Turning to the subject of absent fathers, some of whom he called "ATMs" and "sperm donors," the mayor said, "You're not a father just because you have a kid, or two, or three."
"A father is a person who is around, participating in a child's life. A father has to provide instruction to a young boy on how to become a good man... A father also has to be a good role model to help a young girl become a strong woman," the Philadelphia mayor said.
His remarks were welcomed by church congregants, and by groups such as Project 21, a network of black conservatives connected to The National Center for Public Policy Research.
Deneen Borelli, a Fellow with Project 21, applauded Mayor Nutter for "doing what Al Sharpton, Jesse Jackson, President Obama and the Congressional Black Caucus have thus far failed to do."

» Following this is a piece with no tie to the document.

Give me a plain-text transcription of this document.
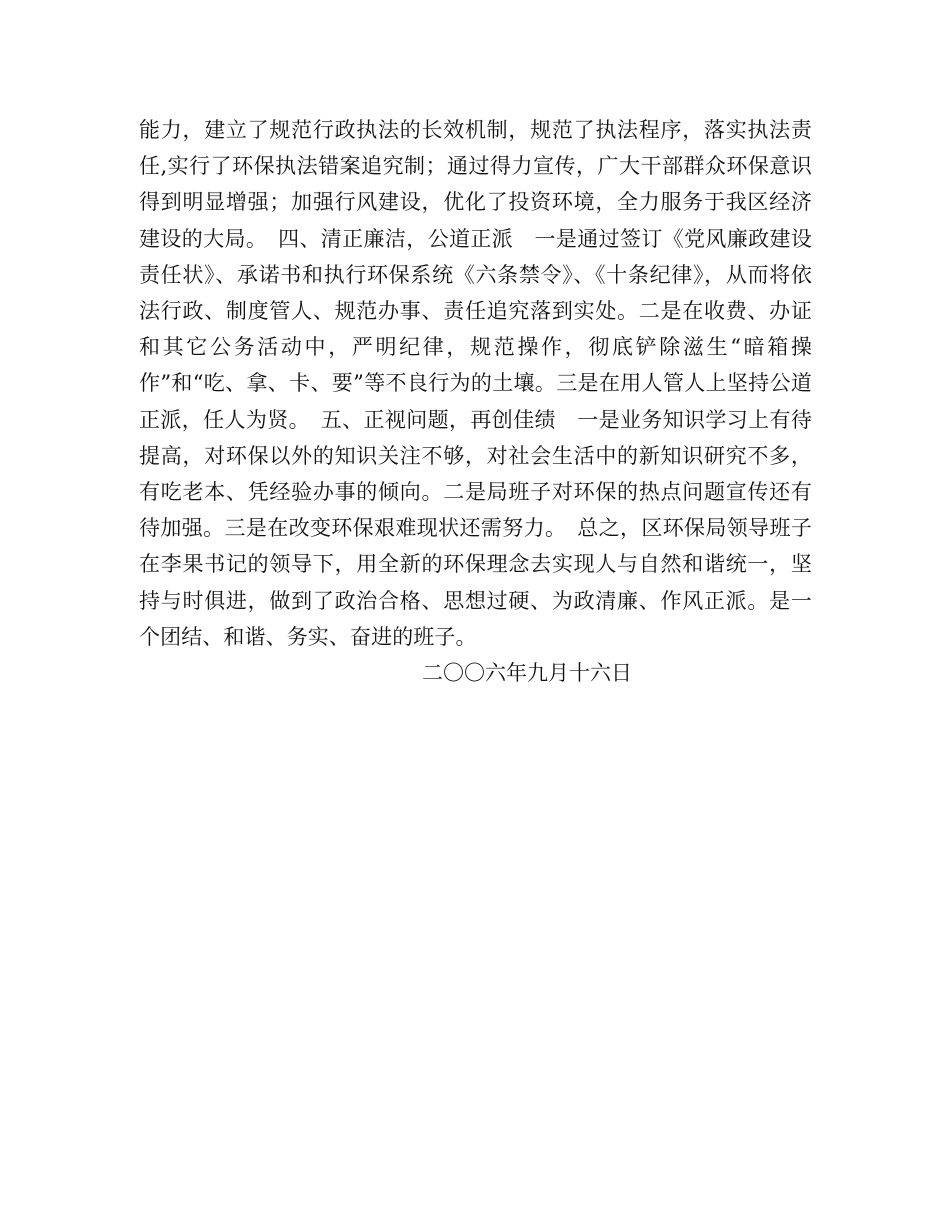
能力，建立了规范行政执法的长效机制，规范了执法程序，落实执法责任,实行了环保执法错案追究制；通过得力宣传，广大干部群众环保意识得到明显增强；加强行风建设，优化了投资环境，全力服务于我区经济建设的大局。　四、清正廉洁，公道正派　一是通过签订《党风廉政建设责任状》、承诺书和执行环保系统《六条禁令》、《十条纪律》，从而将依法行政、制度管人、规范办事、责任追究落到实处。二是在收费、办证和其它公务活动中，严明纪律，规范操作，彻底铲除滋生“暗箱操作”和“吃、拿、卡、要”等不良行为的土壤。三是在用人管人上坚持公道正派，任人为贤。　五、正视问题，再创佳绩　一是业务知识学习上有待提高，对环保以外的知识关注不够，对社会生活中的新知识研究不多，有吃老本、凭经验办事的倾向。二是局班子对环保的热点问题宣传还有待加强。三是在改变环保艰难现状还需努力。　总之，区环保局领导班子在李果书记的领导下，用全新的环保理念去实现人与自然和谐统一，坚持与时俱进，做到了政治合格、思想过硬、为政清廉、作风正派。是一个团结、和谐、务实、奋进的班子。

二〇〇六年九月十六日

Some critics, however, say Mayor Nutter unfairly targeted the African-American community and has reduced its members to a stereotype, since not all flash mob incidents involve black youth.
Nutter applauded young people who do not partake in such behavior. He closed out his remarks Sunday by encouraging Philadelphia teens to "stay in school, graduate from high school, [and] go on to college so you can make something of yourself and be a good citizen here in this city."
The mayor's remarks were in response to the July 29 incident in which two men were beaten and one of them robbed. Police have since arrested three teens and one 11-year-old.
That incident came a month after a mob of about 100 young people committed similar actions against pedestrians.
As a result of the latest attacks, Mayor Nutter issued curfew changes and called on police officers to increase street patrols.
“We will be prosecuting these young criminals to the fullest extent of the law," he said in a statement this week. "There is no excuse for what they did, and they have brought great shame upon themselves and their families."
Violent flash mob incidents are not unique to Philadelphia, as officials in cities such as Las Vegas and Chicago have reported crimes committed by large groups of unruly teens.